I really only eat about 12 donuts a year, and for the past four years, that quota has been ceremoniously met at a running event held in downtown Raleigh, North Carolina. The goal is to run 2.5 miles from NC State's campus to a Krispy Kreme downtown, eat a dozen donuts, and then run the 2.5 miles back - all in under an hour. Over 5,000 runners participated in this last year.

The hardest part isn't the running, nor is it the 12th and final donut. The toughest part is donut number nine. The run out to the Krispy Kreme is mostly downhill, and the collective excitement makes the miles pass quickly. After receiving your box of donuts and settling into your personal space in the Krispy Kreme parking lot, the adrenaline in your body makes the first five donuts disappear remarkably quickly. You start to feel full as you force down numbers six and seven. By donut number eight, your body has figured out what you're doing and begins its protest in earnest.

Donut nine is by far the worst. At this point you've remembered that you don't even like donuts. You're wondering what prompted you to sign up for this very boorish display of Americana at its best. You've also probably heard the sounds of someone regurgitating their batch of donuts as other competitors scurry to an unsoiled corner of the parking lot. Worst of all is how wholey unappetizing the remaining three untouched donuts look.

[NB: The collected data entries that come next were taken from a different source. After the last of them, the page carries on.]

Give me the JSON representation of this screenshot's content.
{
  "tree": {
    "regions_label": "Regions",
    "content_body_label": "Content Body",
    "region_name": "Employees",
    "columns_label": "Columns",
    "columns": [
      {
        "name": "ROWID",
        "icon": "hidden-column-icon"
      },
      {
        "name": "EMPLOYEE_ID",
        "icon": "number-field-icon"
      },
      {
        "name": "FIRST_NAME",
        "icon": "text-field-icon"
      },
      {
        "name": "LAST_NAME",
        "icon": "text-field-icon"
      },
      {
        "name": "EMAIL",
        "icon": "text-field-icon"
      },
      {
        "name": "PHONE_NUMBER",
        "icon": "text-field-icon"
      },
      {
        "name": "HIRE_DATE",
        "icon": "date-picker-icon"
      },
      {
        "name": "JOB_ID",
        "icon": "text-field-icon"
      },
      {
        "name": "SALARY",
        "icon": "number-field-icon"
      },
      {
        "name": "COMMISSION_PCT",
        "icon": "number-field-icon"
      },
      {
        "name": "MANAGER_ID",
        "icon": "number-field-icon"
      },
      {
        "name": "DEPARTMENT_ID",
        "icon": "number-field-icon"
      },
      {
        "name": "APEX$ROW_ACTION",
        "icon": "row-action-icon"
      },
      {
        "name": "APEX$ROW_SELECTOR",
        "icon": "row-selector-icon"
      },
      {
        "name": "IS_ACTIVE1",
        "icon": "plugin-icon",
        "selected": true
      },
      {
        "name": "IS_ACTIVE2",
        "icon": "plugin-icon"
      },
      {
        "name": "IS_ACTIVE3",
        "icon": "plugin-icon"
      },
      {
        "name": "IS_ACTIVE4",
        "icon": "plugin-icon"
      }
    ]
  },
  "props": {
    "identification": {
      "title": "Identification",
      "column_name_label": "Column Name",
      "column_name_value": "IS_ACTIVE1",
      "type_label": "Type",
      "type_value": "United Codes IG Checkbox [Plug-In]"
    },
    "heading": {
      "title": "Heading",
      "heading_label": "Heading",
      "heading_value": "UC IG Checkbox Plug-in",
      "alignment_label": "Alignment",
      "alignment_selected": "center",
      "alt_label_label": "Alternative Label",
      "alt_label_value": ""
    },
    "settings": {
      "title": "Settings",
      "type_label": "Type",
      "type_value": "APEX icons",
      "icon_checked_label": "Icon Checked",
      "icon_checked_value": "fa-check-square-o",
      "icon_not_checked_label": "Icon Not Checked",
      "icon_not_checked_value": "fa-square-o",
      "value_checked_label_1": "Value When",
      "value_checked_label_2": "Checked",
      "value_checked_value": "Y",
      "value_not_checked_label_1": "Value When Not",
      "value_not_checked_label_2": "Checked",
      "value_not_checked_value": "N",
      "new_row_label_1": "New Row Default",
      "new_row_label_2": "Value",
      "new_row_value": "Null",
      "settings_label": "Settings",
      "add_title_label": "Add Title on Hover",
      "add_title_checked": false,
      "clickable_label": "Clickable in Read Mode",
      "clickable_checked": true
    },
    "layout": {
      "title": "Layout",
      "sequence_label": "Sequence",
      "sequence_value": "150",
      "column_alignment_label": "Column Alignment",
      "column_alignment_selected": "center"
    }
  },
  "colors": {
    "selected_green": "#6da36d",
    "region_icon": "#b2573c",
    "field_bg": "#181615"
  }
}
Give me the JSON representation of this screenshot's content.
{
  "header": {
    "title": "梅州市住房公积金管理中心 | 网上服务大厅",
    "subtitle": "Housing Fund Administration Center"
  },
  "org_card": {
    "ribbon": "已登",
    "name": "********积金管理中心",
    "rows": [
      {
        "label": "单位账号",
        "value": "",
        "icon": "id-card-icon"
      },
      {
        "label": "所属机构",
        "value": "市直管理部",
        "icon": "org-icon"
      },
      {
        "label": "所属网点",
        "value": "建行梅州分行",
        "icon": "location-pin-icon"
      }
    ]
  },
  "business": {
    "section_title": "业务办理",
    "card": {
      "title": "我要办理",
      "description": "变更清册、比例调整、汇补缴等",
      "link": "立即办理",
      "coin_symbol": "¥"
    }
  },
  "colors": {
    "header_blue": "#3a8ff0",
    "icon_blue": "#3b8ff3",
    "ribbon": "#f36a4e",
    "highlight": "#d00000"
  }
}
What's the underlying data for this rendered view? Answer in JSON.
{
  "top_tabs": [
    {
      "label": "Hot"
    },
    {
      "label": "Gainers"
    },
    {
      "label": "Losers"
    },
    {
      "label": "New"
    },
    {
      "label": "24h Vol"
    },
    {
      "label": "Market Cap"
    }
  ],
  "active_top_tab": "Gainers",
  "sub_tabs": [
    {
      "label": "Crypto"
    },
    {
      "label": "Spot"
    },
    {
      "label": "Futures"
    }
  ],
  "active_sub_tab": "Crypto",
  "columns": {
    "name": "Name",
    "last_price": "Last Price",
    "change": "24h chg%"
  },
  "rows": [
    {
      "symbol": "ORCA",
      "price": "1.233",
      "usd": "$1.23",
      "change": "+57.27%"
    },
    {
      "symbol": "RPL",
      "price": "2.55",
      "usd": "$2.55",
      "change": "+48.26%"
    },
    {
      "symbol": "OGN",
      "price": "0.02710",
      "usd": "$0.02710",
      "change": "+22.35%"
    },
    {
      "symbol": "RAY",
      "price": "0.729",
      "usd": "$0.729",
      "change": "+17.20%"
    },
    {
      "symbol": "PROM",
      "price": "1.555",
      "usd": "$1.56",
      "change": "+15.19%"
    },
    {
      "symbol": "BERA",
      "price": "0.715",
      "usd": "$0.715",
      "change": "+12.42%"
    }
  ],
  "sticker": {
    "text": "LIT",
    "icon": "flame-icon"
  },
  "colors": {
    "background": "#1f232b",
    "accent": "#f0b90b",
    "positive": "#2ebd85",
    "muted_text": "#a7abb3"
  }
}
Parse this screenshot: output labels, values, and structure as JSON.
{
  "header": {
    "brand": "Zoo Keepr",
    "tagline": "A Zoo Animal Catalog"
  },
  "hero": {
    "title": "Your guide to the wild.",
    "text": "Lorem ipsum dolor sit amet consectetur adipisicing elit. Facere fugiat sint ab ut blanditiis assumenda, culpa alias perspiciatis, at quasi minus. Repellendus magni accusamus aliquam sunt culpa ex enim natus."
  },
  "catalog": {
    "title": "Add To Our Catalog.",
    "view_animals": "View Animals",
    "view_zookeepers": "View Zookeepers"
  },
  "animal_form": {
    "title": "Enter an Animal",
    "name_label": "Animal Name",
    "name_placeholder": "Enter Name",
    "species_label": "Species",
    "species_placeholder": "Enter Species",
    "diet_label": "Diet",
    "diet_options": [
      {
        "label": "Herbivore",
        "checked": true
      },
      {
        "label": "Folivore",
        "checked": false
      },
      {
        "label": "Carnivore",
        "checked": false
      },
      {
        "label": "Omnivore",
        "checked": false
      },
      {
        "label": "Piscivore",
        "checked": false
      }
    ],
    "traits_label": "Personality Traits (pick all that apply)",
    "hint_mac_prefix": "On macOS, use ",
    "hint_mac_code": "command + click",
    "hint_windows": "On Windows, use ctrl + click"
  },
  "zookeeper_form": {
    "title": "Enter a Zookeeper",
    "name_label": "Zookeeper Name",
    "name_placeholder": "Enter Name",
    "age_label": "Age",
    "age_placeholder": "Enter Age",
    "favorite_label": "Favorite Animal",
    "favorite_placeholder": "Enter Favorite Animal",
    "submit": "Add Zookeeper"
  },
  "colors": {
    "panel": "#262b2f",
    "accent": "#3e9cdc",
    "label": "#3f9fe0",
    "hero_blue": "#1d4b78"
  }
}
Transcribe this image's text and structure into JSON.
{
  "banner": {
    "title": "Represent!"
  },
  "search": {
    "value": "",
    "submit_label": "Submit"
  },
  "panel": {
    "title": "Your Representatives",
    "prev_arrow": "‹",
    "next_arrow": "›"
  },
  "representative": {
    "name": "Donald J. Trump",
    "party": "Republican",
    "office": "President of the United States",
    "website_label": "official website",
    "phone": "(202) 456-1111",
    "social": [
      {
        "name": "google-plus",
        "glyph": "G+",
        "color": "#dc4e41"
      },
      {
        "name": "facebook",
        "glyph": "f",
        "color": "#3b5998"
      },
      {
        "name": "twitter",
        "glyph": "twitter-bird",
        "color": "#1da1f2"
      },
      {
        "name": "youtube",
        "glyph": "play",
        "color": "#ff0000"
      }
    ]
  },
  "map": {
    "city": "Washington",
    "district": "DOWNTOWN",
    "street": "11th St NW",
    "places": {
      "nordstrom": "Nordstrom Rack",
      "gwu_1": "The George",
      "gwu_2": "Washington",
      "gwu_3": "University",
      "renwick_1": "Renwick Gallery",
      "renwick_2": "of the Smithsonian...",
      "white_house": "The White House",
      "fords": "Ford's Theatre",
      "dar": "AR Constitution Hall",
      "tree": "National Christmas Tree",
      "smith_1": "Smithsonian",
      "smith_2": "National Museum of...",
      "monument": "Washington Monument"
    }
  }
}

But you press on, and you notice a dramatic change with donut number ten. With only two donuts left, the end is in sight and the task at hand is no longer as daunting. 'You can eat two donuts' you tell yourself. 'After all, you've just eaten ten' (the massive influx of sugar obviously clouding your logic). Donuts 11 and 12 disappear as quickly as the first five, and soon enough you're on the road again with an X on your race number signifying your recent accomplishment. The run back is tempered, but easier than you had expected, and you soon cross the finish line, oddly proud of your accomplishment (with all the earlier thoughts of despair now forgotten).

That's what sailing a beam/broad reach across 3,000 nm is like. Just like eating a single donut, a single day spent sailing in the tropics is a true delight - putting many of those delights end to end is what makes it a more difficult prospect.

And just like counting down donuts, so we counted down the miles. The first few days went by quickly. Days eight and nine dragged on a bit. By this point I had read all the books I had that were worth reading and began shuffling through trashy beach novels picked up at past book swaps. My ipod playlist was similarily well worn. We were out of fresh fruit. Worst of all, I had run out of dry underwear, and constantly sitting on wet cushions created a discomfort that I will not discuss in detail.

But once we had 1,300 miles left, the majority of the days were behind us and the end was now in sight. Will had baked a 'halfway cake,' we had gained significant ground against all the other boats on our radio net, and I soon began the mental math to figure out whose watch would make landfall.

In the end, the crossing was rather pleasant and featured many high points, including:

- All other boats on the radio getting out name right (no more 'Tippycat' or 'William The Cat').

- The Papaya on day three.

- Reading 'One Watch At A Time' By Skip Novak.

- Watermelon Day on day five.

- Halfway cake.

- Working through Will's collection of movies, specifically:

a) South Pacific - a recent BBC documentary series about its namesake. Shot in high definition, often in high-speed, this series got us excited about what is to come. For those of you following along at home, I would strongly suggest watching it. It presents the world we're sailing through in impressive detail. Apparently Oprah narrates the US version.

b) Breaking Away - a terrific movie featuring collegiate cycling in the 70's, it stars one of the bad guys from 'Home Alone' alongside a very young Dennis Quaid.

c) Out Cold - This irreverent and comedic snowboarding remake of Casablanca is directed by the Malloys and features Zach Galifianakis. What's not to like about that?

But most of all:

- Holding weekly sat-phone calls with several of our classrooms in Virginia! It was really fun to check in with you guys!